The THINK Series introduces you to ten important issues in thorough and easy-to-use books. Expert authors take you through the history of each issue, the hot topics of today, and possible directions for the future. The THINK Series gives you the information you need to know about these vital issues in a provocative way that challenges you to think.
As with most of Asimov’s later collaborations, this one owes more to the collaborator than to Asimov. Even allowing for its intended audience—children late in grade school or early in junior high—the style is primitive. The narrative flow is choppy, and although it covers the ground adequately it isn’t always easy to follow.
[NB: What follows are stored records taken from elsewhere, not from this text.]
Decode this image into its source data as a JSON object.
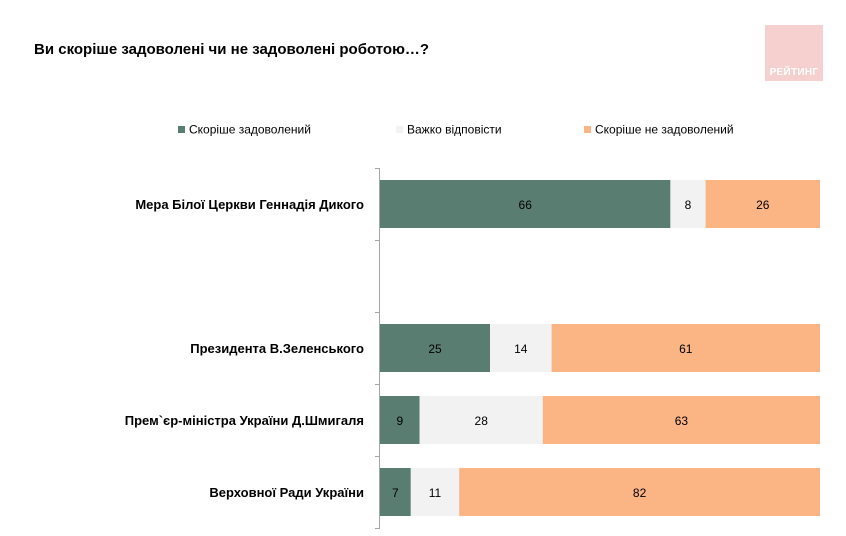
{
  "header": {
    "title": "Ви скоріше задоволені чи не задоволені роботою…?",
    "logo_text": "РЕЙТИНГ"
  },
  "colors": {
    "satisfied": "#5a7d72",
    "hard": "#f2f2f2",
    "unsatisfied": "#fbb584",
    "axis": "#a6a6a6"
  },
  "chart_data": {
    "type": "bar",
    "orientation": "horizontal",
    "stacked": true,
    "title": "Ви скоріше задоволені чи не задоволені роботою…?",
    "xlim": [
      0,
      100
    ],
    "legend_position": "top",
    "categories": [
      "Мера Білої Церкви Геннадія Дикого",
      "Президента В.Зеленського",
      "Прем`єр-міністра України Д.Шмигаля",
      "Верховної Ради України"
    ],
    "series": [
      {
        "name": "Скоріше задоволений",
        "color": "#5a7d72",
        "values": [
          66,
          25,
          9,
          7
        ]
      },
      {
        "name": "Важко відповісти",
        "color": "#f2f2f2",
        "values": [
          8,
          14,
          28,
          11
        ]
      },
      {
        "name": "Скоріше не задоволений",
        "color": "#fbb584",
        "values": [
          26,
          61,
          63,
          82
        ]
      }
    ]
  }
}
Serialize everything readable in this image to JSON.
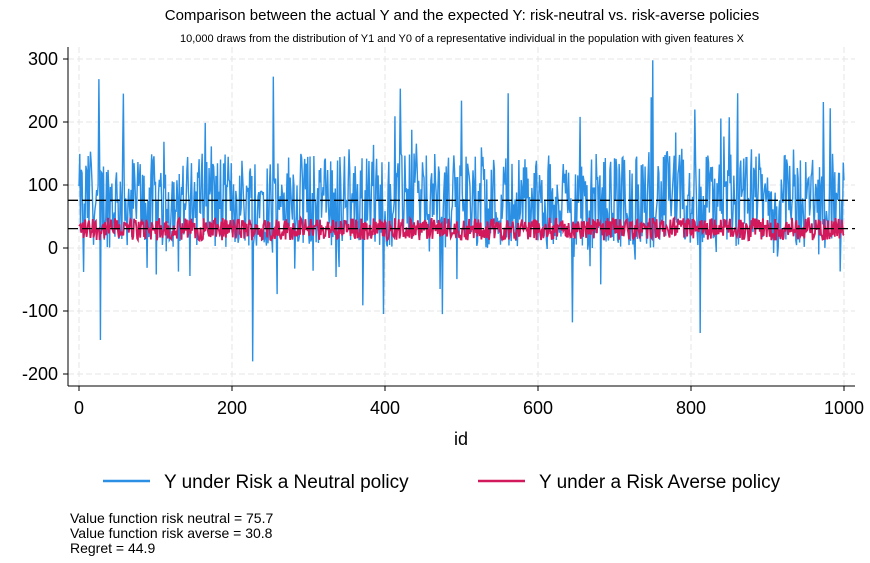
{
  "chart_data": {
    "type": "line",
    "title": "Comparison between the actual Y and the expected Y: risk-neutral vs. risk-averse policies",
    "subtitle": "10,000 draws from the distribution of Y1 and Y0 of a representative individual in the population with given features X",
    "xlabel": "id",
    "ylabel": "",
    "xlim": [
      0,
      1000
    ],
    "ylim": [
      -200,
      300
    ],
    "x_ticks": [
      0,
      200,
      400,
      600,
      800,
      1000
    ],
    "y_ticks": [
      300,
      200,
      100,
      0,
      -100,
      -200
    ],
    "grid": true,
    "legend_position": "bottom",
    "series": [
      {
        "name": "Y under Risk a Neutral policy",
        "color": "#2b8fe3",
        "approx_mean": 75,
        "approx_min": -180,
        "approx_max": 298,
        "keypoints": [
          [
            6,
            -38
          ],
          [
            15,
            153
          ],
          [
            26,
            268
          ],
          [
            28,
            -146
          ],
          [
            58,
            245
          ],
          [
            227,
            -180
          ],
          [
            254,
            272
          ],
          [
            420,
            253
          ],
          [
            475,
            -105
          ],
          [
            500,
            234
          ],
          [
            645,
            -118
          ],
          [
            750,
            298
          ],
          [
            812,
            -135
          ]
        ]
      },
      {
        "name": "Y under a Risk Averse policy",
        "color": "#d1195c",
        "approx_mean": 30,
        "approx_min": 0,
        "approx_max": 58
      }
    ],
    "reference_lines": [
      75.7,
      30.8
    ]
  },
  "notes": [
    "Value function risk neutral = 75.7",
    "Value function risk averse = 30.8",
    "Regret = 44.9"
  ]
}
White is a competent author, but he’s no Isaac Asimov, and it’s hard to detect the Good Doctor’s hand at any point in the book.
The purpose of the book is to help young people learn more about the history of manned space flight and some of the issues involved in continuing the adventure in the future. It refers to Star Trek frequently—also a bit jarring, although it makes sense when dealing with a generation whose main exposure to space travel doubtless comes from old Star Trek reruns and the Star Wars movies. Star Trek is held up also as an example of the optimistic future we’d like to have for humanity in space.
It is, I think, a reasonably good and thought provoking book for younger readers who want to understand why we went to space and why we‘re not there so heavily now; why we left the moon some forty years ago and haven’t been back. I’d hand it to a nine-year-old gladly—but I wouldn’t reread it myself gladly.